Friday, February 05, 2010

Better Place demos battery-swap station

Wired reports: [brutally edited, read the whole article for a more balanced story]

The prototype is the first of what the Silicon Valley startup promises will be countless automated battery exchange stations that will one day dot our cities. The technology will make it possible to travel long distances in an EV without the hassle of stopping to recharge your battery, company founder and CEO Shai Agassi said.

The demonstration came six months after Better Place opened 17 EV charging stations in Tel Aviv, the first step in its plan to have 150,000 places to plug in throughout Israel by 2011.

Most of the major automakers are racing to develop electric vehicles, and the first of them are slated to arrive next year. The question many people have is just where we’re supposed to charge those cars when they aren’t in our driveways.

Better Place is but one company trying to solve that riddle, and it’s approaching it from two sides. First, it wants to blanket cities with charging stations that would be installed in public parking lots and other locations. That’s relatively straightforward; far more challenging - some would say ludicous - is its plan to establish networks of battery swap stations.

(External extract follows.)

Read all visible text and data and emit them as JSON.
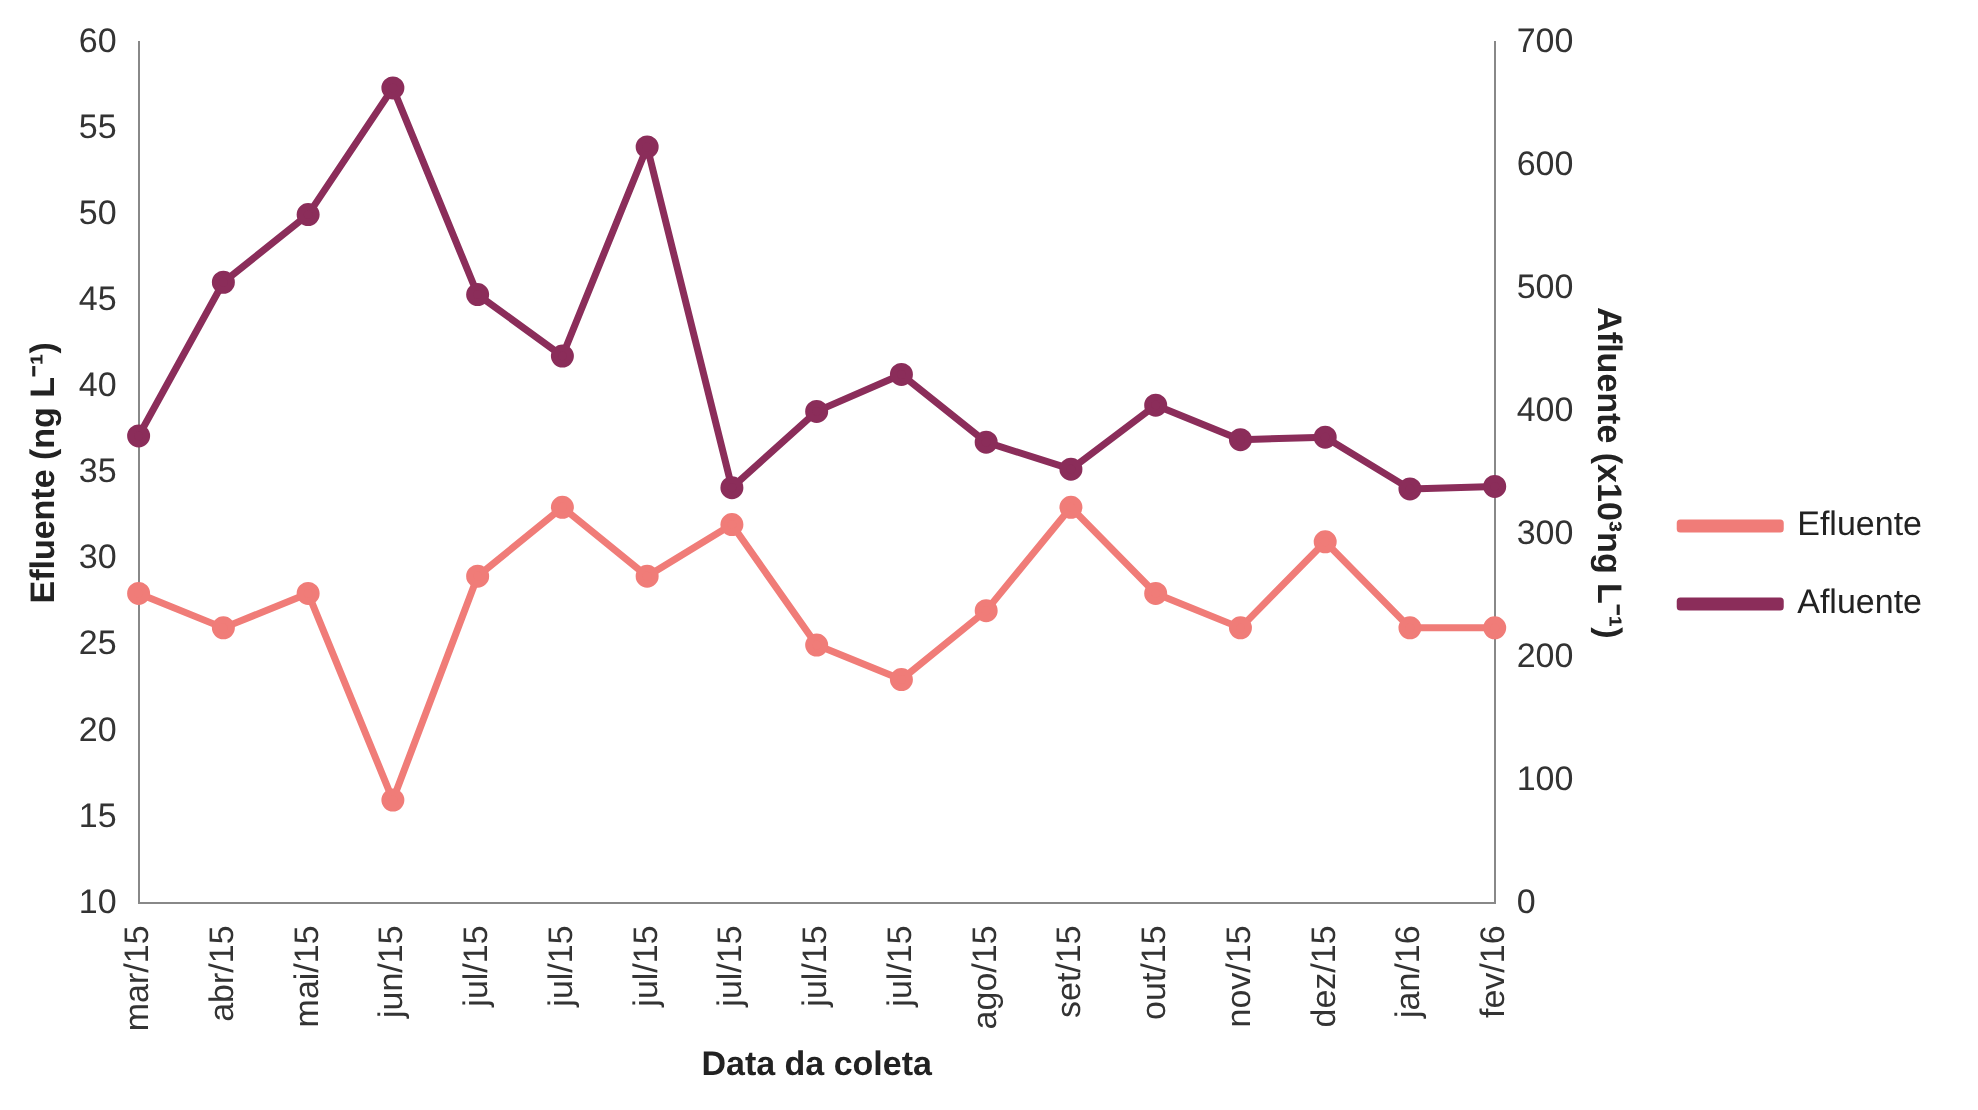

The swap technology is still a work in progress, and Better Place plans to continue refining it during trials in Japan and Israel using prototype EVs from Renault, Subaru and Mitsubishi. Once deployed, the swap stations will be used in conjunction with charging stations to keep electric cars going. Better Place will own the batteries and charging infrastructure and sell consumers “subscriptions” similar to cell phone plans.

“We’re an electrical services provider,” is how Sidney Goodman, VP of auto alliances, explained it to us recently. “We buy batteries and electricity, and we sell miles.”